The cruise line announced Wednesday a new partnership with an Orlando-based organization, Clean the World, that aims to collect, sanitize, melt down and reprocess nearly 40 tons of discarded soap each year.
It’s one of two major conservation initiatives announced this week by the cruise line and its parent, Carnival Corp. & plc, about a month after subsidiary Princess Cruises was fined $20 million for routinely dumping food and plastic waste into the ocean off the Bahamas.
On Tuesday, Carnival Corp. unveiled a new initiative to significantly eliminate its purchase and consumption of non-essential single-use plastics by the end of 2021 across all nine global cruise line brands.
The initiative is an expansion of its program, Operations Oceans Alive, an effort to “further its ongoing commitment to achieve and sustain environmental compliance and excellence.”
That effort involves plans to reduce or eliminate plastic straws, cups, lids and
bags, among other items, and to “potentially eliminate” individual servings of select packaged food items and other single-use plastics or decorative items used in food and beverage service as well as in staterooms, according to a statement by the company.
Single-use plastic items that cannot be eliminated include plastic trash can liners in common areas and sanitary gloves, the statement said.
The soap recovery program involves sending up to 3 million discarded soap bars to a Clean the World recycling center where they will be turned into new soap bars and distributed to people in need across the globe.
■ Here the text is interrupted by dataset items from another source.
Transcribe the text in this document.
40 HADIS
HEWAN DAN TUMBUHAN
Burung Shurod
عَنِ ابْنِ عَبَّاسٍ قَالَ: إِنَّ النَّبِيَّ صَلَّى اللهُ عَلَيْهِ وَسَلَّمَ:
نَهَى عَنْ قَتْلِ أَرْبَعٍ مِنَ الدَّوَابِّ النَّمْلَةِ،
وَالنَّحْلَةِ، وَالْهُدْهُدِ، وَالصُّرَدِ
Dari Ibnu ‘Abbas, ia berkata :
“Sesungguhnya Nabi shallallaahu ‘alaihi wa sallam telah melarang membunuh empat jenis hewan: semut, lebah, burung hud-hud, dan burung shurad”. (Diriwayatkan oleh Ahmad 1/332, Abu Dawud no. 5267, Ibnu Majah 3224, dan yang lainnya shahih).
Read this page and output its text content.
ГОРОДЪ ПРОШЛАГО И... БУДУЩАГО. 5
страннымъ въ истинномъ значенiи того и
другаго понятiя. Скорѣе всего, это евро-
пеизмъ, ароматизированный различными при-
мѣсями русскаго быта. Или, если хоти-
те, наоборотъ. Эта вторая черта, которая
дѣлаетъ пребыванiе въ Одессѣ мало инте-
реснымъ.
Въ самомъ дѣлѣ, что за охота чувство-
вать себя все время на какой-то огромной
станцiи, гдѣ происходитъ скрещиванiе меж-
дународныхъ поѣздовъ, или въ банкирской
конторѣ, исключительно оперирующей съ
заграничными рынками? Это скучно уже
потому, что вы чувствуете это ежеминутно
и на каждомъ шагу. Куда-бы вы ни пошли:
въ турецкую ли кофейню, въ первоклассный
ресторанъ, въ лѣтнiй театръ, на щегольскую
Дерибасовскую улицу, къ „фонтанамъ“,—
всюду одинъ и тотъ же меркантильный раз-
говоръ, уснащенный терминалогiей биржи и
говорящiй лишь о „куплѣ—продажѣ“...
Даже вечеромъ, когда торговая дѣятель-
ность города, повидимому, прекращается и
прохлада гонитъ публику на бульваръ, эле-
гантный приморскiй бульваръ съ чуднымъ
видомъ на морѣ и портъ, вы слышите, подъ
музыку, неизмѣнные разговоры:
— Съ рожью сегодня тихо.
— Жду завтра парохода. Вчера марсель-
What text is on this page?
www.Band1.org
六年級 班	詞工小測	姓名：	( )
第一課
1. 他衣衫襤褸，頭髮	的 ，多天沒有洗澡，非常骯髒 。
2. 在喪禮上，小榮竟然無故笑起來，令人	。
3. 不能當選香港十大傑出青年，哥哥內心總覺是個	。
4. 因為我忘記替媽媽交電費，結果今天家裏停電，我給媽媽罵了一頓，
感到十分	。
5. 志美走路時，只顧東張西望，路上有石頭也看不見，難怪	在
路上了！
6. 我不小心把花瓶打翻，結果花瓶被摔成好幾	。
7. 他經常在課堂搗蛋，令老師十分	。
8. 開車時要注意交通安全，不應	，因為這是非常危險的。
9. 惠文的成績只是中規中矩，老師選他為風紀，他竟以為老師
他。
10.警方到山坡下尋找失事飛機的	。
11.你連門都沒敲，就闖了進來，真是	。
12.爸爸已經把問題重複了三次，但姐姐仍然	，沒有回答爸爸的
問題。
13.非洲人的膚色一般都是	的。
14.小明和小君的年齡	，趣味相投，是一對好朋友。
The cruise line estimates 400,000 new clean bars of soap will be created each year.
The program has already been tested on several Carnival ships and will be rolled out across its entire North American fleet by the end of July, the company said.
The program will enable Clean the World to expand its existing recycling program to locations in the Bahamas, Puerto Rico, Mexico, Bermuda and Central America, and increase existing efforts in the Dominican Republic.
Clean the World, a nonprofit and for-profit hybrid company, was formed in 2009 when CEO Shawn Seipler learned that the barely used soap in his Minneapolis hotel room would be thrown away.
Today the company redistributes recycled soap and hygiene products from more than 8,000 hotel, resort and cruise companies to more than 127 countries, according to a news release about the partnership with Carnival.